2. The property. The relation can be a one-sidedly willed one. In this, the one is an Einzige whereas the Other has become Eigentum (for the one who is Einzige). Perhaps this is the state of things where we can say “Hell is the Other” (i.e. when that Other guy is Einzige and I am reduced to a role as Eigentum).

However, Moses Hess criticised Stirner’s conception of what Stirner call “Verein der Egoisten” [“The Union of Egoists”] along the lines that in such a meeting, there would have to be one who dominated and one who submitted to domination. That is, Hess imagined that “The Union of Egoist” would be a relation of the kind (2) described above.

Now, (2) might describe a Hobbesian egoist. But can it describe la derniere mallon de la chaine Hegelienne (as Stirner has been called)? No, that is a bit too crude. Stirner did himself reply to this criticism by pointing to examples: Two friends playing with their toys, two men going together to the wine shop. These do of course not comprise an exhaustive list of unions, and our man Stirner does indeed speak of unions consisting of thousands of people, too, unions uniting to catch a thief or to get better pay for one’s own labour.

More philosophically, Moses Hess describes a one-sidedness, and thinks it is a necessary one for an Stirner. What is then more natural than to apply a little dialectical reasoning to figure out what Stirner really did mean.

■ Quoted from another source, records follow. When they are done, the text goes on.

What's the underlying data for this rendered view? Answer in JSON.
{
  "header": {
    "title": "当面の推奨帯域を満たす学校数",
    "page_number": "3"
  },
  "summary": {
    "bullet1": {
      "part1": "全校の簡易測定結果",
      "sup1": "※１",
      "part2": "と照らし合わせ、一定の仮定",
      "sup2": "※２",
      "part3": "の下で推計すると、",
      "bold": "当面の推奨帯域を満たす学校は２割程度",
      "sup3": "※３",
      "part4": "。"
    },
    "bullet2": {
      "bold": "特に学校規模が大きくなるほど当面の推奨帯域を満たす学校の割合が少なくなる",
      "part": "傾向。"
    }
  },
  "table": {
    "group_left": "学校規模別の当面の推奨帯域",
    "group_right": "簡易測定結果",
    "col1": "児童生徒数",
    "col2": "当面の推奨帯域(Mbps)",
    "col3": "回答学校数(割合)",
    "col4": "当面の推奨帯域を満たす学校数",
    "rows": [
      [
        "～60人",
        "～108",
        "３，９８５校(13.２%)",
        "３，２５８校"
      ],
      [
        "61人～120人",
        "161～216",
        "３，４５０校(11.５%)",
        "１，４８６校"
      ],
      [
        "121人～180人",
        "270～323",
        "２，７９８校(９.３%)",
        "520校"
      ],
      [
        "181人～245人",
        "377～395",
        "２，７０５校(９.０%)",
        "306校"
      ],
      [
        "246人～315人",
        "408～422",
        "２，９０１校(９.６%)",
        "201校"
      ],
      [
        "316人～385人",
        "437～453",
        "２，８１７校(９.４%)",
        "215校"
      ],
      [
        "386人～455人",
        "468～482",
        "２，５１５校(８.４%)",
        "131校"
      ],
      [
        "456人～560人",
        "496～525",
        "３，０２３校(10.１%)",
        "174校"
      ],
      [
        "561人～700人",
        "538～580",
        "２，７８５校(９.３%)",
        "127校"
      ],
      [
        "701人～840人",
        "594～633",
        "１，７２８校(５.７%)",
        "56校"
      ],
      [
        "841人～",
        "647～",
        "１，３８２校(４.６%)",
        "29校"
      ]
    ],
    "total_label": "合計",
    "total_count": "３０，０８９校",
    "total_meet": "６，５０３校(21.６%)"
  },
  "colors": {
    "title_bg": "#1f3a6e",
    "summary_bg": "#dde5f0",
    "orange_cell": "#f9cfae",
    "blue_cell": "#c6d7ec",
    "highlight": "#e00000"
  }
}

I propose it is

3. The union. The relation is understood as a process. It is a process in which the relation is continually renewed by that both [/all] parts support it through an act of will. The Union requires that both/all parties are present through conscious egoism — i.e. own-will. If one part silently finds him/her-self to be suffering, but puts up and — keeps the appearance, the union has degenerated into something else.

Only after development has come to the understanding of the union of egoists does Stirner come to the ultimately important relation — the relation of me to myself. In the section entitled “My self-enjoyment”, Stirner sets up mere valuing of life against enjoyment of life. In the former view, I am an object to be preserved. In the latter I see myself as the subject of all my valuing relations.

In this sense, Stirner can rebuke the question “what am I?” and replace it with “who am I?”, a question which has its answer in this bodily person who asks the question. This is the “nothingness” of which Stirner speaks of as I. “Not nothing in the sense of emptiness, but a creative nothing.”

My relation to myself is thus a meeting of myself as willer, a union with myself and a consumption — appropriation — of myself as my own.

«There is no room for God in the man who is full of himself.»